Jane Arnold, Professor of English (retired), SUNY-Adirondack
“. . . a wonderful and emotionally powerful novel rooted in an historical context . . . Child Bride is a page-turning delight I highly recommend.”
Harry Seymour, artist and Professor Emeritus at UMass, Amherst
In 1950s Louisiana, an African American teenager must leave childhood and her ambitions behind when she marries an older man in this coming-of-age novel about the black diaspora, resilience, and courage.
Until the age of 16, Nell Jones’ home is a ramshackle house on “one of many small hog and pecan farms owned and worked by the descendants of sharecroppers and former slaves.” There, her mother teaches her how to cook, her father shows her how to use a pocket knife to peel an apple in one long spiral strip, and her oldest brother, Robert, tells her how to find the North Star in the night sky. Most of all, Nell loves school, where Miss Parker, a teacher, nurtures her naturally inquisitive nature and her passion for reading.
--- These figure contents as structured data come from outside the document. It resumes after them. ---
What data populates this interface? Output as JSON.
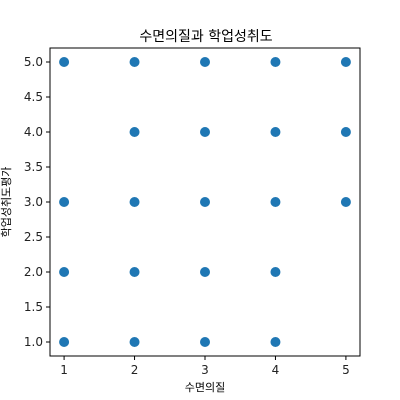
{
  "chart_data": {
    "type": "scatter",
    "title": "수면의질과 학업성취도",
    "xlabel": "수면의질",
    "ylabel": "학업성취도평가",
    "xlim": [
      0.8,
      5.2
    ],
    "ylim": [
      0.8,
      5.2
    ],
    "xticks": [
      "1",
      "2",
      "3",
      "4",
      "5"
    ],
    "yticks": [
      "1.0",
      "1.5",
      "2.0",
      "2.5",
      "3.0",
      "3.5",
      "4.0",
      "4.5",
      "5.0"
    ],
    "grid": false,
    "point_color": "#1f77b4",
    "points": [
      {
        "x": 1,
        "y": 1
      },
      {
        "x": 1,
        "y": 2
      },
      {
        "x": 1,
        "y": 3
      },
      {
        "x": 1,
        "y": 5
      },
      {
        "x": 2,
        "y": 1
      },
      {
        "x": 2,
        "y": 2
      },
      {
        "x": 2,
        "y": 3
      },
      {
        "x": 2,
        "y": 4
      },
      {
        "x": 2,
        "y": 5
      },
      {
        "x": 3,
        "y": 1
      },
      {
        "x": 3,
        "y": 2
      },
      {
        "x": 3,
        "y": 3
      },
      {
        "x": 3,
        "y": 4
      },
      {
        "x": 3,
        "y": 5
      },
      {
        "x": 4,
        "y": 1
      },
      {
        "x": 4,
        "y": 2
      },
      {
        "x": 4,
        "y": 3
      },
      {
        "x": 4,
        "y": 4
      },
      {
        "x": 4,
        "y": 5
      },
      {
        "x": 5,
        "y": 3
      },
      {
        "x": 5,
        "y": 4
      },
      {
        "x": 5,
        "y": 5
      }
    ]
  }
}
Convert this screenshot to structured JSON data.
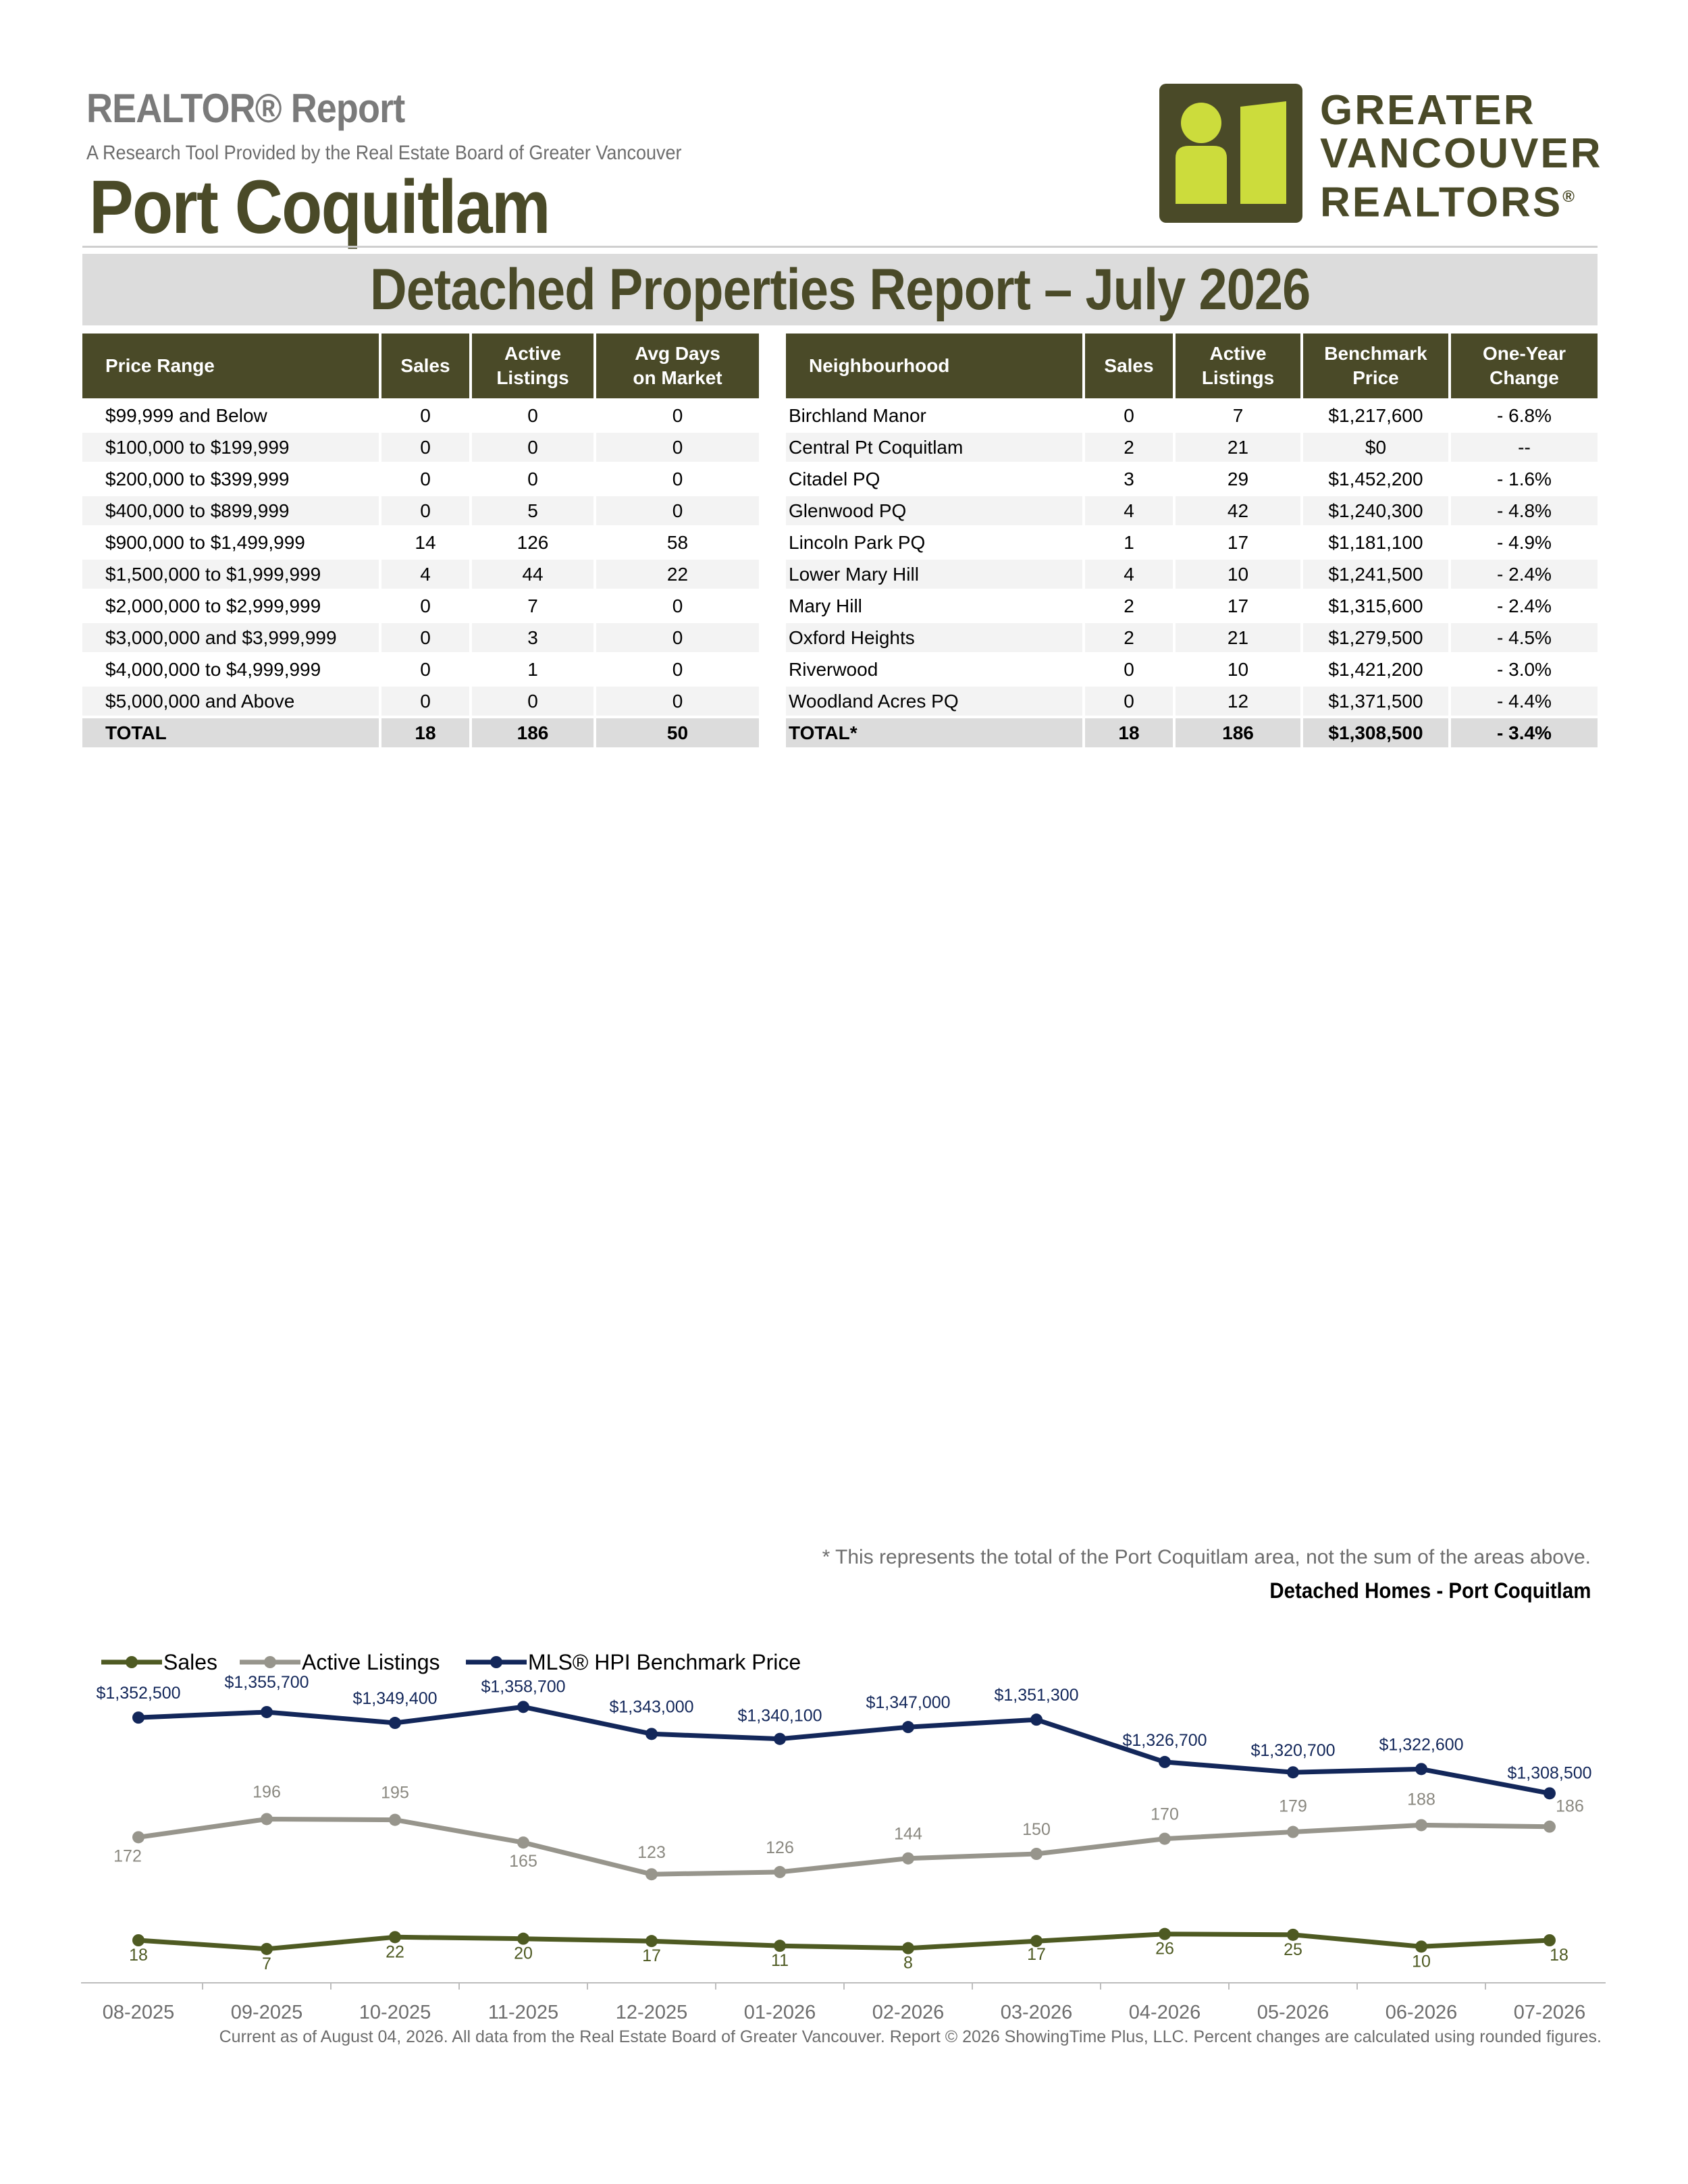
{
  "header": {
    "report_label": "REALTOR® Report",
    "subtitle": "A Research Tool Provided by the Real Estate Board of Greater Vancouver",
    "area": "Port Coquitlam",
    "logo_lines": [
      "GREATER",
      "VANCOUVER",
      "REALTORS"
    ],
    "logo_mark": "®",
    "logo_colors": {
      "primary": "#4a4a28",
      "accent": "#ccdc3c"
    }
  },
  "report_title": "Detached Properties Report – July 2026",
  "price_table": {
    "headers": [
      "Price Range",
      "Sales",
      "Active Listings",
      "Avg Days on Market"
    ],
    "rows": [
      [
        "$99,999 and Below",
        "0",
        "0",
        "0"
      ],
      [
        "$100,000 to $199,999",
        "0",
        "0",
        "0"
      ],
      [
        "$200,000 to $399,999",
        "0",
        "0",
        "0"
      ],
      [
        "$400,000 to $899,999",
        "0",
        "5",
        "0"
      ],
      [
        "$900,000 to $1,499,999",
        "14",
        "126",
        "58"
      ],
      [
        "$1,500,000 to $1,999,999",
        "4",
        "44",
        "22"
      ],
      [
        "$2,000,000 to $2,999,999",
        "0",
        "7",
        "0"
      ],
      [
        "$3,000,000 and $3,999,999",
        "0",
        "3",
        "0"
      ],
      [
        "$4,000,000 to $4,999,999",
        "0",
        "1",
        "0"
      ],
      [
        "$5,000,000 and Above",
        "0",
        "0",
        "0"
      ]
    ],
    "total": [
      "TOTAL",
      "18",
      "186",
      "50"
    ]
  },
  "neighbourhood_table": {
    "headers": [
      "Neighbourhood",
      "Sales",
      "Active Listings",
      "Benchmark Price",
      "One-Year Change"
    ],
    "rows": [
      [
        "Birchland Manor",
        "0",
        "7",
        "$1,217,600",
        "- 6.8%"
      ],
      [
        "Central Pt Coquitlam",
        "2",
        "21",
        "$0",
        "--"
      ],
      [
        "Citadel PQ",
        "3",
        "29",
        "$1,452,200",
        "- 1.6%"
      ],
      [
        "Glenwood PQ",
        "4",
        "42",
        "$1,240,300",
        "- 4.8%"
      ],
      [
        "Lincoln Park PQ",
        "1",
        "17",
        "$1,181,100",
        "- 4.9%"
      ],
      [
        "Lower Mary Hill",
        "4",
        "10",
        "$1,241,500",
        "- 2.4%"
      ],
      [
        "Mary Hill",
        "2",
        "17",
        "$1,315,600",
        "- 2.4%"
      ],
      [
        "Oxford Heights",
        "2",
        "21",
        "$1,279,500",
        "- 4.5%"
      ],
      [
        "Riverwood",
        "0",
        "10",
        "$1,421,200",
        "- 3.0%"
      ],
      [
        "Woodland Acres PQ",
        "0",
        "12",
        "$1,371,500",
        "- 4.4%"
      ]
    ],
    "total": [
      "TOTAL*",
      "18",
      "186",
      "$1,308,500",
      "- 3.4%"
    ]
  },
  "footnote": "* This represents the total of the Port Coquitlam area, not the sum of the areas above.",
  "source": "Current as of August 04, 2026. All data from the Real Estate Board of Greater Vancouver.  Report © 2026 ShowingTime Plus, LLC. Percent changes are calculated using rounded figures.",
  "chart_data": {
    "type": "line",
    "title": "Detached Homes - Port Coquitlam",
    "legend_position": "top-left",
    "categories": [
      "08-2025",
      "09-2025",
      "10-2025",
      "11-2025",
      "12-2025",
      "01-2026",
      "02-2026",
      "03-2026",
      "04-2026",
      "05-2026",
      "06-2026",
      "07-2026"
    ],
    "series": [
      {
        "name": "Sales",
        "color": "#4e5a22",
        "values": [
          18,
          7,
          22,
          20,
          17,
          11,
          8,
          17,
          26,
          25,
          10,
          18
        ],
        "labels": [
          "18",
          "7",
          "22",
          "20",
          "17",
          "11",
          "8",
          "17",
          "26",
          "25",
          "10",
          "18"
        ]
      },
      {
        "name": "Active Listings",
        "color": "#97958c",
        "values": [
          172,
          196,
          195,
          165,
          123,
          126,
          144,
          150,
          170,
          179,
          188,
          186
        ],
        "labels": [
          "172",
          "196",
          "195",
          "165",
          "123",
          "126",
          "144",
          "150",
          "170",
          "179",
          "188",
          "186"
        ]
      },
      {
        "name": "MLS® HPI Benchmark Price",
        "color": "#13275a",
        "values": [
          1352500,
          1355700,
          1349400,
          1358700,
          1343000,
          1340100,
          1347000,
          1351300,
          1326700,
          1320700,
          1322600,
          1308500
        ],
        "labels": [
          "$1,352,500",
          "$1,355,700",
          "$1,349,400",
          "$1,358,700",
          "$1,343,000",
          "$1,340,100",
          "$1,347,000",
          "$1,351,300",
          "$1,326,700",
          "$1,320,700",
          "$1,322,600",
          "$1,308,500"
        ]
      }
    ]
  }
}
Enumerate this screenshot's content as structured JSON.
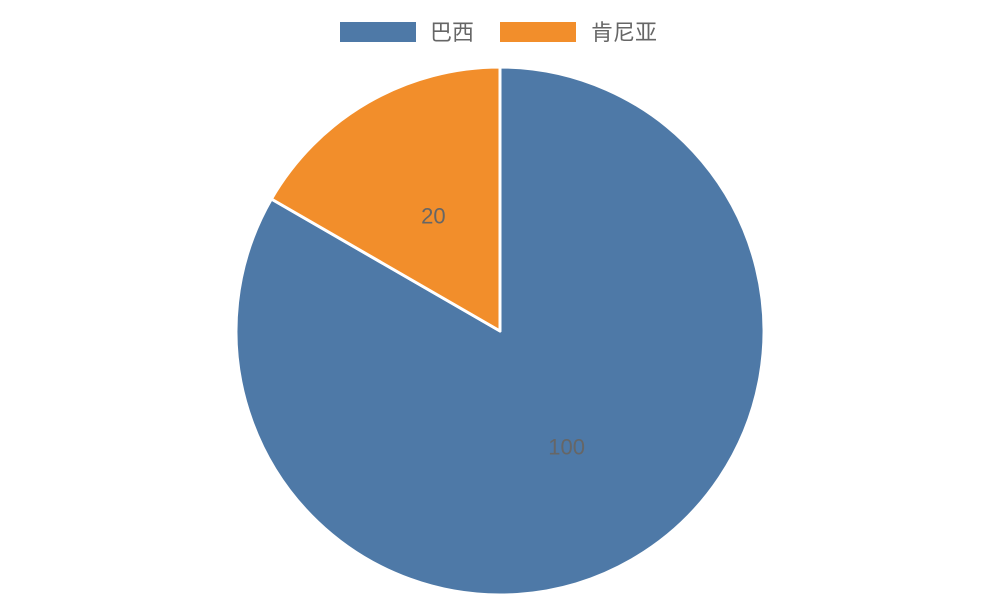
{
  "chart_data": {
    "type": "pie",
    "title": "",
    "categories": [
      "巴西",
      "肯尼亚"
    ],
    "values": [
      100,
      20
    ],
    "colors": [
      "#4e79a7",
      "#f28e2b"
    ],
    "legend": "top",
    "start": "top",
    "direction": "clockwise",
    "data_labels": [
      "100",
      "20"
    ]
  }
}
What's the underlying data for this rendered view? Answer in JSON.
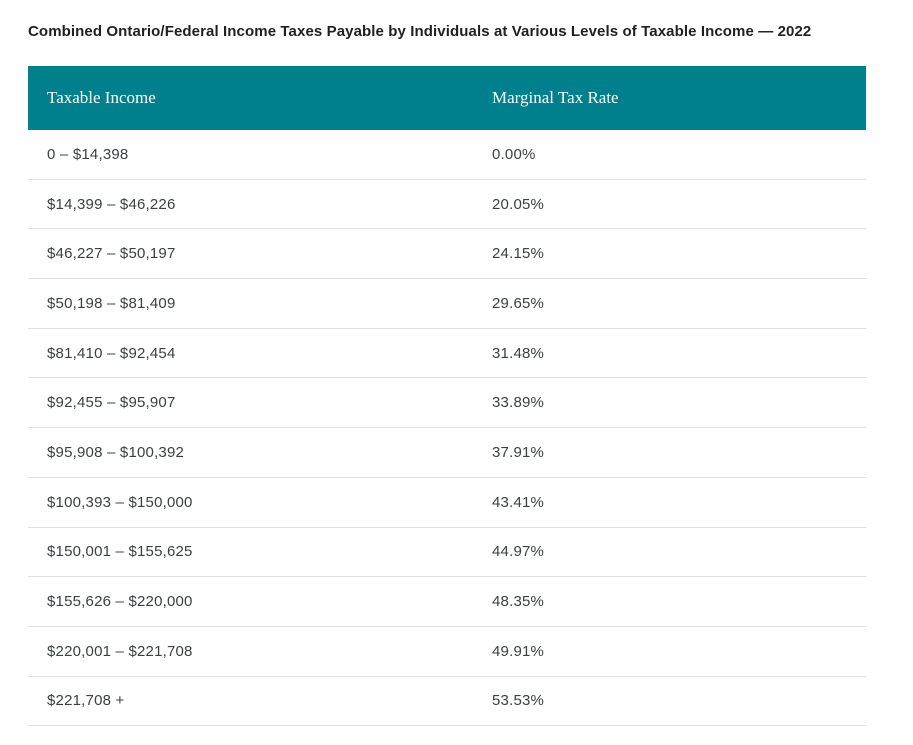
{
  "page": {
    "title": "Combined Ontario/Federal Income Taxes Payable by Individuals at Various Levels of Taxable Income — 2022"
  },
  "colors": {
    "header_bg": "#00808c",
    "header_text": "#ffffff",
    "body_text": "#3c4043",
    "row_divider": "#e0e0e0"
  },
  "table": {
    "headers": [
      "Taxable Income",
      "Marginal Tax Rate"
    ],
    "rows": [
      {
        "income": "0 – $14,398",
        "rate": "0.00%"
      },
      {
        "income": "$14,399 – $46,226",
        "rate": "20.05%"
      },
      {
        "income": "$46,227 – $50,197",
        "rate": "24.15%"
      },
      {
        "income": "$50,198 – $81,409",
        "rate": "29.65%"
      },
      {
        "income": "$81,410 – $92,454",
        "rate": "31.48%"
      },
      {
        "income": "$92,455 – $95,907",
        "rate": "33.89%"
      },
      {
        "income": "$95,908 – $100,392",
        "rate": "37.91%"
      },
      {
        "income": "$100,393 – $150,000",
        "rate": "43.41%"
      },
      {
        "income": "$150,001 – $155,625",
        "rate": "44.97%"
      },
      {
        "income": "$155,626 – $220,000",
        "rate": "48.35%"
      },
      {
        "income": "$220,001 – $221,708",
        "rate": "49.91%"
      },
      {
        "income": "$221,708 +",
        "rate": "53.53%"
      }
    ]
  }
}
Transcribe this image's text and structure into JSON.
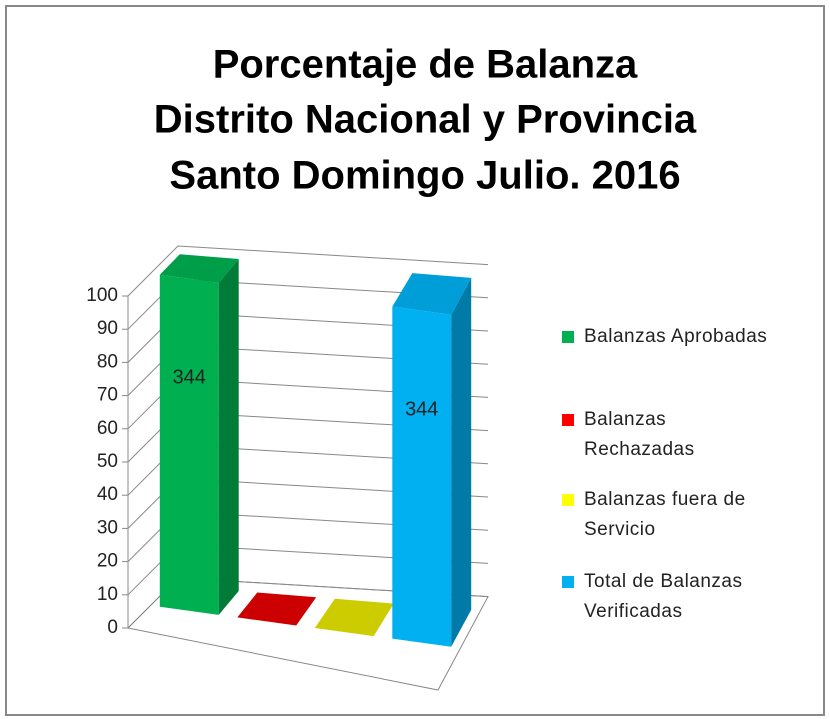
{
  "chart_data": {
    "type": "bar3d",
    "title": [
      "Porcentaje de Balanza",
      "Distrito Nacional y  Provincia",
      "Santo Domingo Julio. 2016"
    ],
    "categories": [
      "Balanzas Aprobadas",
      "Balanzas Rechazadas",
      "Balanzas fuera de Servicio",
      "Total de Balanzas Verificadas"
    ],
    "values": [
      100,
      0,
      0,
      100
    ],
    "data_labels": [
      344,
      null,
      null,
      344
    ],
    "colors": [
      "#00b050",
      "#ff0000",
      "#ffff00",
      "#00b0f0"
    ],
    "ylim": [
      0,
      100
    ],
    "yticks": [
      0,
      10,
      20,
      30,
      40,
      50,
      60,
      70,
      80,
      90,
      100
    ],
    "grid": true,
    "legend": "right"
  }
}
Cocooned in the love of her family and her small community, Nell knows little of the outside world, but she later realizes, “for black southerners racism lived in the air we breathed.” Nell is still an innocent teen when Henry Bight comes to claim her as his bride and take her north to Boston. There, her dreams of becoming a teacher quickly evaporate in the face of Henry’s possessiveness and insistence that she have as many babies as possible. A few years later, Nell is the mother of three young children, a lonely and unfulfilled woman tied to an angry and controlling man. But she does possess an inner strength and stubbornness that will not allow her to simply abandon her dreams. Turner’s warm and personal narrative brings to life the vigor and interdependence of black communities in both the South and the North of the mid-20th century. Nell is an appealing, penetrating, and spirited protagonist whose struggles are relatable to all readers, but much of the power of her story lies in the fact that it is grounded in African American society. White characters make an occasional appearance, but the tale is centered on the black experience. It is disappointing that Nell’s eventual fate seems to rely heavily on the trappings of class privilege, but the book as a whole is uplifting and dynamic.
A captivating story of a strong African American woman who pursues her dreams.